A = {'G', 'F', 'P', 'S', 'T', 'Y', 'C', 'M', 'M', 'Q'} B = { 'Y', 'C', 'Q', 'G', 'F', 'P', 'T', 'W', 'E', 'N'}
Dictionaries
- A list of codes, terms, keys, etc., and their meanings, used by a computer program or system.
- Dictionary values are pointed too by the keys. Values can be anything from int, float, and bool to lists, tuples, and dictionaries.
my_dict = {'a':1, 'b':2, 'c':3}
type(my_dict)
my_dict.keys()
my_dict.values()
my_dict['a']
# adding a new key value set to the dictionary
my_dict['d'] = 4
my_dict
Boolean Operations: and, or, not
1 and 1
0 and 1
0 or 1
not 1
not 0
not True
not False
True and False
True or False
None and None
None or None
bool(None) # we will see why this is important later when we talk about if statements in part3
bool(0)
bool(1)
Range
The range()
function returns a sequence of numbers, starting from 0 by default, and increments by 1 (by default), and stops before a specified number.
Much more info is available on this here.
type(range(0,10))
# first arg is start, 2nd is finish, 3rd is gap size (default is 1)
list(range(0,10))
list(range(0,10,5))
String Formatting
This is just a brief intro. There are lots of features to this topic but this seems to solve 95% of tasks/cases for me. If you interested in more info regarding the other featrures checkout Pyformat.
extra = "Goodbye."
print("It was nice to meet you. %s" %extra)
print("It was nice to meet you. %s %s" %(extra,extra))
print(f"It was nice to meet you. {extra}")
# or
print("It was nice to meet you. {}".format(extra))

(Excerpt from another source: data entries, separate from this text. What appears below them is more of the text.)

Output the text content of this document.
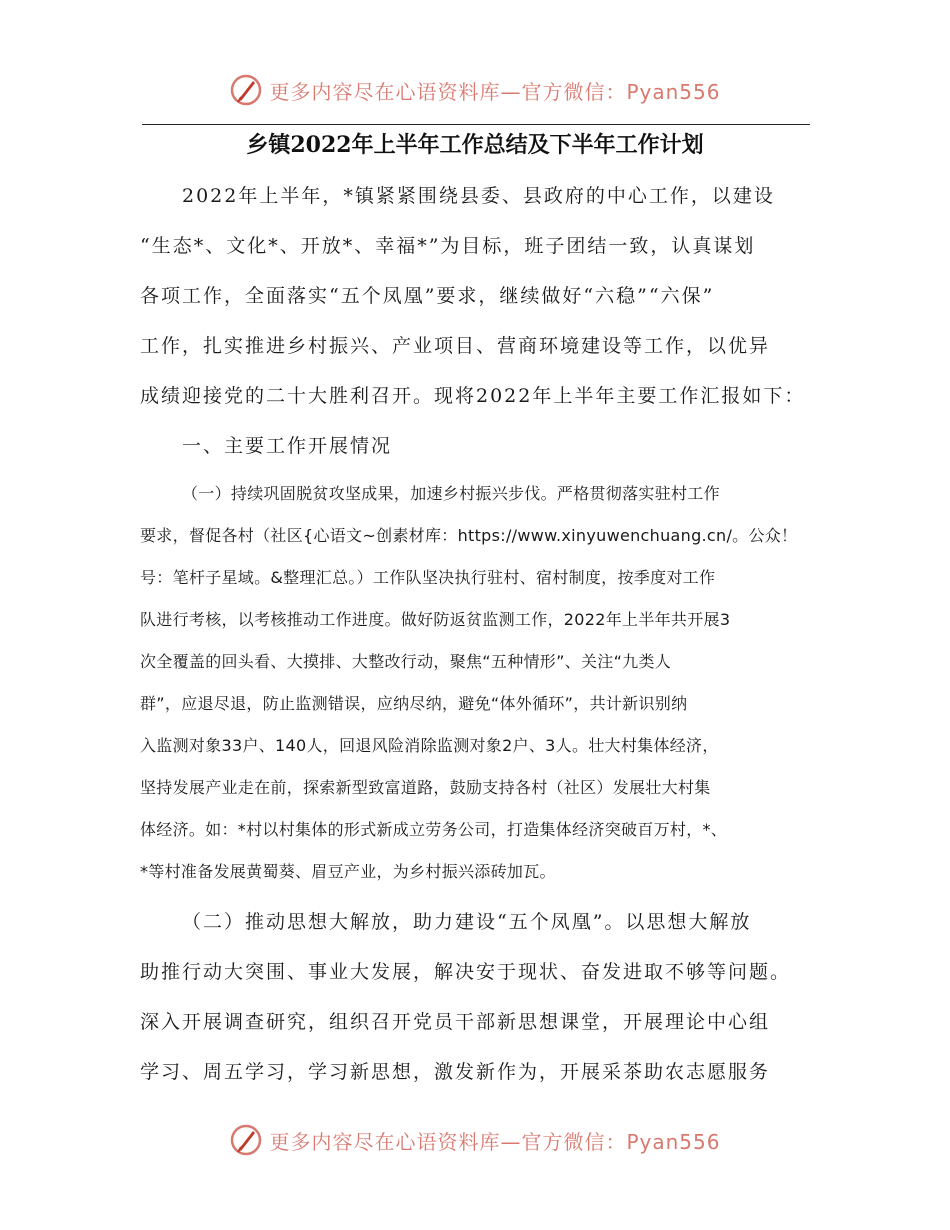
更多内容尽在心语资料库—官方微信：Pyan556
乡镇2022年上半年工作总结及下半年工作计划
2022年上半年，*镇紧紧围绕县委、县政府的中心工作，以建设
“生态*、文化*、开放*、幸福*”为目标，班子团结一致，认真谋划
各项工作，全面落实“五个凤凰”要求，继续做好“六稳”“六保”
工作，扎实推进乡村振兴、产业项目、营商环境建设等工作，以优异
成绩迎接党的二十大胜利召开。现将2022年上半年主要工作汇报如下：
一、主要工作开展情况
（一）持续巩固脱贫攻坚成果，加速乡村振兴步伐。严格贯彻落实驻村工作
要求，督促各村（社区{心语文~创素材库：https://www.xinyuwenchuang.cn/。公众！
号：笔杆子星域。&整理汇总。）工作队坚决执行驻村、宿村制度，按季度对工作
队进行考核，以考核推动工作进度。做好防返贫监测工作，2022年上半年共开展3
次全覆盖的回头看、大摸排、大整改行动，聚焦“五种情形”、关注“九类人
群”，应退尽退，防止监测错误，应纳尽纳，避免“体外循环”，共计新识别纳
入监测对象33户、140人，回退风险消除监测对象2户、3人。壮大村集体经济，
坚持发展产业走在前，探索新型致富道路，鼓励支持各村（社区）发展壮大村集
体经济。如：*村以村集体的形式新成立劳务公司，打造集体经济突破百万村，*、
*等村准备发展黄蜀葵、眉豆产业，为乡村振兴添砖加瓦。
（二）推动思想大解放，助力建设“五个凤凰”。以思想大解放
助推行动大突围、事业大发展，解决安于现状、奋发进取不够等问题。
深入开展调查研究，组织召开党员干部新思想课堂，开展理论中心组
学习、周五学习，学习新思想，激发新作为，开展采茶助农志愿服务
更多内容尽在心语资料库—官方微信：Pyan556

Group Exercises (~30 mins)
- Create a list of all even values from 0 to 100.
- What is the length of the list?
- What is the average of the list?
- What is the sum of the 13 to the 17th elements in the list?
- What is the 16th element from the end?
- Replace the 23rd element with the value 200. Now what is the average?

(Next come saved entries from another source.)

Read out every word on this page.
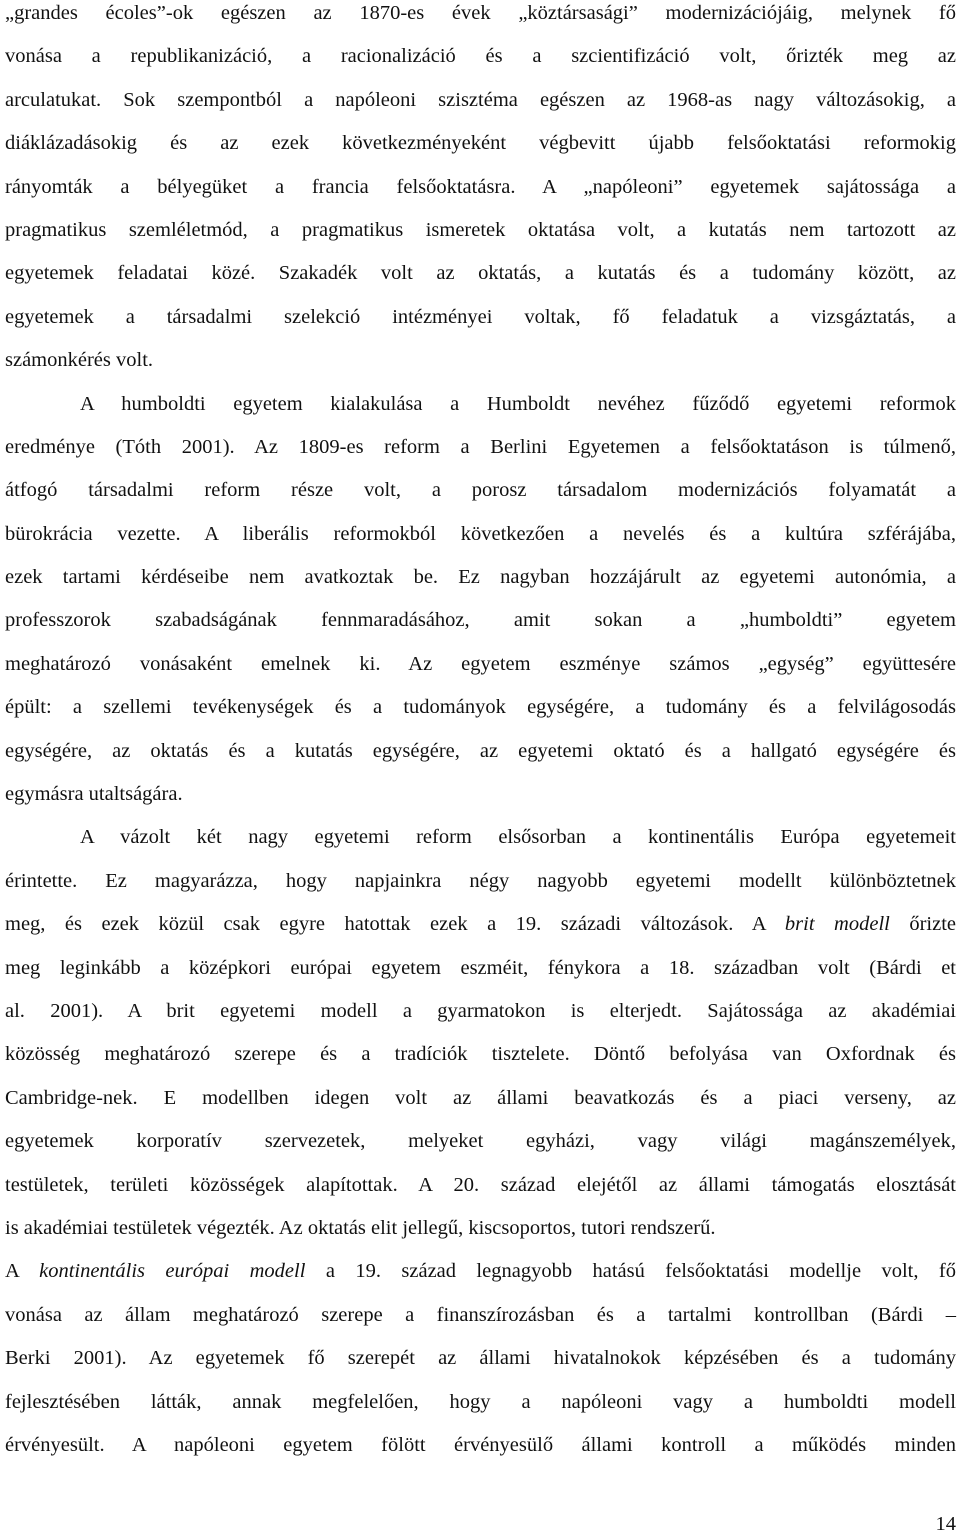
„grandes écoles”-ok egészen az 1870-es évek „köztársasági” modernizációjáig, melynek fő
vonása a republikanizáció, a racionalizáció és a szcientifizáció volt, őrizték meg az
arculatukat. Sok szempontból a napóleoni szisztéma egészen az 1968-as nagy változásokig, a
diáklázadásokig és az ezek következményeként végbevitt újabb felsőoktatási reformokig
rányomták a bélyegüket a francia felsőoktatásra. A „napóleoni” egyetemek sajátossága a
pragmatikus szemléletmód, a pragmatikus ismeretek oktatása volt, a kutatás nem tartozott az
egyetemek feladatai közé. Szakadék volt az oktatás, a kutatás és a tudomány között, az
egyetemek a társadalmi szelekció intézményei voltak, fő feladatuk a vizsgáztatás, a
számonkérés volt.
A humboldti egyetem kialakulása a Humboldt nevéhez fűződő egyetemi reformok
eredménye (Tóth 2001). Az 1809-es reform a Berlini Egyetemen a felsőoktatáson is túlmenő,
átfogó társadalmi reform része volt, a porosz társadalom modernizációs folyamatát a
bürokrácia vezette. A liberális reformokból következően a nevelés és a kultúra szférájába,
ezek tartami kérdéseibe nem avatkoztak be. Ez nagyban hozzájárult az egyetemi autonómia, a
professzorok szabadságának fennmaradásához, amit sokan a „humboldti” egyetem
meghatározó vonásaként emelnek ki. Az egyetem eszménye számos „egység” együttesére
épült: a szellemi tevékenységek és a tudományok egységére, a tudomány és a felvilágosodás
egységére, az oktatás és a kutatás egységére, az egyetemi oktató és a hallgató egységére és
egymásra utaltságára.
A vázolt két nagy egyetemi reform elsősorban a kontinentális Európa egyetemeit
érintette. Ez magyarázza, hogy napjainkra négy nagyobb egyetemi modellt különböztetnek
meg, és ezek közül csak egyre hatottak ezek a 19. századi változások. A brit modell őrizte
meg leginkább a középkori európai egyetem eszméit, fénykora a 18. században volt (Bárdi et
al. 2001). A brit egyetemi modell a gyarmatokon is elterjedt. Sajátossága az akadémiai
közösség meghatározó szerepe és a tradíciók tisztelete. Döntő befolyása van Oxfordnak és
Cambridge-nek. E modellben idegen volt az állami beavatkozás és a piaci verseny, az
egyetemek korporatív szervezetek, melyeket egyházi, vagy világi magánszemélyek,
testületek, területi közösségek alapítottak. A 20. század elejétől az állami támogatás elosztását
is akadémiai testületek végezték. Az oktatás elit jellegű, kiscsoportos, tutori rendszerű.
A kontinentális európai modell a 19. század legnagyobb hatású felsőoktatási modellje volt, fő
vonása az állam meghatározó szerepe a finanszírozásban és a tartalmi kontrollban (Bárdi –
Berki 2001). Az egyetemek fő szerepét az állami hivatalnokok képzésében és a tudomány
fejlesztésében látták, annak megfelelően, hogy a napóleoni vagy a humboldti modell
érvényesült. A napóleoni egyetem fölött érvényesülő állami kontroll a működés minden
14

- Learning to use python it is good to have an experimental mentality to learn more about edge cases
- What is the empty list in terms of a boolean value?
- What is an empty dictionary in terms of a boolean value?
- What about a float value of 0?
- Create a string in python with some information about yourself (Name, background, etc.)
- Take the string you created and make a list out of it where each word is an element.
- Now recreate the string with two spaces where there was originally one space. There are two ways, one using the list and one using the original string. Can you think of both?